The desire of parents to 'gobble up' their cute children may have a scientific explanation, according to Live Science.
The smell of a newborn baby triggers a surge of dopamine for new moms similar to the reward response that comes with satisfying a craving for food, the study researchers found. Smells are part of a network of chemical communication signals between mother and child and they can be intense, said study author Johannes Frasnelli, a postdoctoral researcher and lecturer at the University of Montreal.

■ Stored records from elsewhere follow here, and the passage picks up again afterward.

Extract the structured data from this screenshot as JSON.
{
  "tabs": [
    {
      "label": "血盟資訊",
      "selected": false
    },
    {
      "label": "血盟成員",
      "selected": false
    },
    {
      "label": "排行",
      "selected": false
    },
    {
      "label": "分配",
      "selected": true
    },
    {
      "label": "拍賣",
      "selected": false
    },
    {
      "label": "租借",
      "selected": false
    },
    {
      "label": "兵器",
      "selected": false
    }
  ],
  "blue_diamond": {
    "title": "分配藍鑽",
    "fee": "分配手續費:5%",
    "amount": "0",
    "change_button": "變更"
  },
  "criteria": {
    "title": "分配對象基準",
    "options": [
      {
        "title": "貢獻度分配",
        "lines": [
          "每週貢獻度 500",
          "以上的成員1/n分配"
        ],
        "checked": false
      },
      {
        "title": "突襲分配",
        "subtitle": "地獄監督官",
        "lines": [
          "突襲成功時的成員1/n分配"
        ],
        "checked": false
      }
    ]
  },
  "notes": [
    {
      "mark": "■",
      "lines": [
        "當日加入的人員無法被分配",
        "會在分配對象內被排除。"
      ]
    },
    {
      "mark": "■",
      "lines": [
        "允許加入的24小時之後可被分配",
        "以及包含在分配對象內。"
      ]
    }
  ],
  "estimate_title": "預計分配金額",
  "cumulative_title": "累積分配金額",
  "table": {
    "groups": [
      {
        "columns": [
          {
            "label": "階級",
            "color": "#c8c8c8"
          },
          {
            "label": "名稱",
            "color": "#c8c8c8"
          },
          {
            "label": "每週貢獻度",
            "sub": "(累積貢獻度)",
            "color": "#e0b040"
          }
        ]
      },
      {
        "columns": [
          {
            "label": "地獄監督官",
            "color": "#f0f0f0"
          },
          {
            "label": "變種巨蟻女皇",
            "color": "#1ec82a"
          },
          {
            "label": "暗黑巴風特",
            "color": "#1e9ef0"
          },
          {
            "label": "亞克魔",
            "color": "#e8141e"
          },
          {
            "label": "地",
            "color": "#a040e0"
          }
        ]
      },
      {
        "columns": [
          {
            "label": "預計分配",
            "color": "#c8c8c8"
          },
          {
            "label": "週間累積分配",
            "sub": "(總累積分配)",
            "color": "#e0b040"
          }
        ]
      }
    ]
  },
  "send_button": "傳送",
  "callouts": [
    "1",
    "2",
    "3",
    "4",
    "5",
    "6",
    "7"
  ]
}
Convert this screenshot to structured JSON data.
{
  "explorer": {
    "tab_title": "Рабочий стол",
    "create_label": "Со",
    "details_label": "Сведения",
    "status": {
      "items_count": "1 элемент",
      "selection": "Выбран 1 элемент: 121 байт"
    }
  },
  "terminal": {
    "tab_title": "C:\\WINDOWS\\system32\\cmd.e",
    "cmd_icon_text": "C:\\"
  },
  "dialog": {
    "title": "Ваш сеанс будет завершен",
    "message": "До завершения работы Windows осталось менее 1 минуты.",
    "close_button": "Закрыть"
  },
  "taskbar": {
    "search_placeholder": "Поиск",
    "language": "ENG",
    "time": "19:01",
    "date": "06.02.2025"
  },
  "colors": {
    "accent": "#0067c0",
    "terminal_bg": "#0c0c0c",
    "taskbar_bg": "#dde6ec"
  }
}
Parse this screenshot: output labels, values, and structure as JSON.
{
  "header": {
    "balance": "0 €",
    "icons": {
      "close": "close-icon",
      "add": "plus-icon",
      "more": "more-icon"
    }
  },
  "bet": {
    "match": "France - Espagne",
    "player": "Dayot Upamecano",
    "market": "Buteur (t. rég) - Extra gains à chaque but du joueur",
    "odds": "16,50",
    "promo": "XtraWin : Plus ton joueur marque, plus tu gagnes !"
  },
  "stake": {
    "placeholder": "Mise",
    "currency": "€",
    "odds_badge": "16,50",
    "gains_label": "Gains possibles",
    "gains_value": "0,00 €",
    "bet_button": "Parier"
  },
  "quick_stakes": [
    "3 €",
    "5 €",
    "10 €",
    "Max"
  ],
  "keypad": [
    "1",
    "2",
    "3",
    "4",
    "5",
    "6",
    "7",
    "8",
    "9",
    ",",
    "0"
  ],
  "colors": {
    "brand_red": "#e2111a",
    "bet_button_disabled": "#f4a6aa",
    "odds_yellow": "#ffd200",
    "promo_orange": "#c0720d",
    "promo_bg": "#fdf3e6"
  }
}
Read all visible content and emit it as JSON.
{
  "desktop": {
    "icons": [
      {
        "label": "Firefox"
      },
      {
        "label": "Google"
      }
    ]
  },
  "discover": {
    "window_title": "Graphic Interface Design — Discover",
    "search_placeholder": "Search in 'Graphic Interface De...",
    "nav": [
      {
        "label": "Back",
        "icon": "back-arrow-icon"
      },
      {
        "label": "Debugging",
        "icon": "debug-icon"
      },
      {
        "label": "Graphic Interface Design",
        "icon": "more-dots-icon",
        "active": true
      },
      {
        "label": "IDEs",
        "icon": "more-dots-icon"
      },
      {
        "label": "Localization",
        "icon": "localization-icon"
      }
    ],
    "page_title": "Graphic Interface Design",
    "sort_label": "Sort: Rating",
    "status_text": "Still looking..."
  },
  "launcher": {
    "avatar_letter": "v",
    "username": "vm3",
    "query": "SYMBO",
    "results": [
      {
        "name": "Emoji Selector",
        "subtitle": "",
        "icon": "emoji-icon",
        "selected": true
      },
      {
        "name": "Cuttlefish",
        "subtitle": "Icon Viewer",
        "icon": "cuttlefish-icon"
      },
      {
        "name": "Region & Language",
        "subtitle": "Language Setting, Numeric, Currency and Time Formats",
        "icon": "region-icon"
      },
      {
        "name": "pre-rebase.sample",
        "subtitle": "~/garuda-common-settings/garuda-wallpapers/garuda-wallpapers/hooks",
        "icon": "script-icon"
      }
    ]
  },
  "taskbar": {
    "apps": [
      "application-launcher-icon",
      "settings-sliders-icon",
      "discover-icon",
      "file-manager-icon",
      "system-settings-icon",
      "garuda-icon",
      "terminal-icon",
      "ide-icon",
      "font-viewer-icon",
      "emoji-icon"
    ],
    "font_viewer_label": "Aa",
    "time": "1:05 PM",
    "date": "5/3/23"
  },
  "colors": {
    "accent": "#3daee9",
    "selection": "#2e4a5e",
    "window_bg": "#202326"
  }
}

"What we have shown for the first time is that the odor of newborns, which is part of these signals, activates the neurological reward circuit in mothers," Frasnelli said in a statement. "These circuits may especially be activated when you eat while being very hungry, but also in a craving addict receiving his drug. It is in fact the sating of desire."
Frasnelli and colleagues recruited two groups of women: 15 without any kids and 15 first-time moms who had given birth three to six weeks before the experiment. (The study did not include men.)
Using functional magnetic resonance imaging (fMRI), the researchers measured the participants' brain activity as they sniffed through an olfactometer, a device that's held up to the nose to detect smells. The researchers fed the olfactometer with the odor of different infants, collected in the form of cotton undershirts worn by 18 newborns.
The women were not told what they were smelling in the experiment, and they were asked to rate how pleasant, intense and familiar each odor was. Overall, the women in both groups rated the baby odors as weak, unfamiliar and mildly pleasant. But the moms generally had greater activity in a part of their brain linked to reward, the researchers said.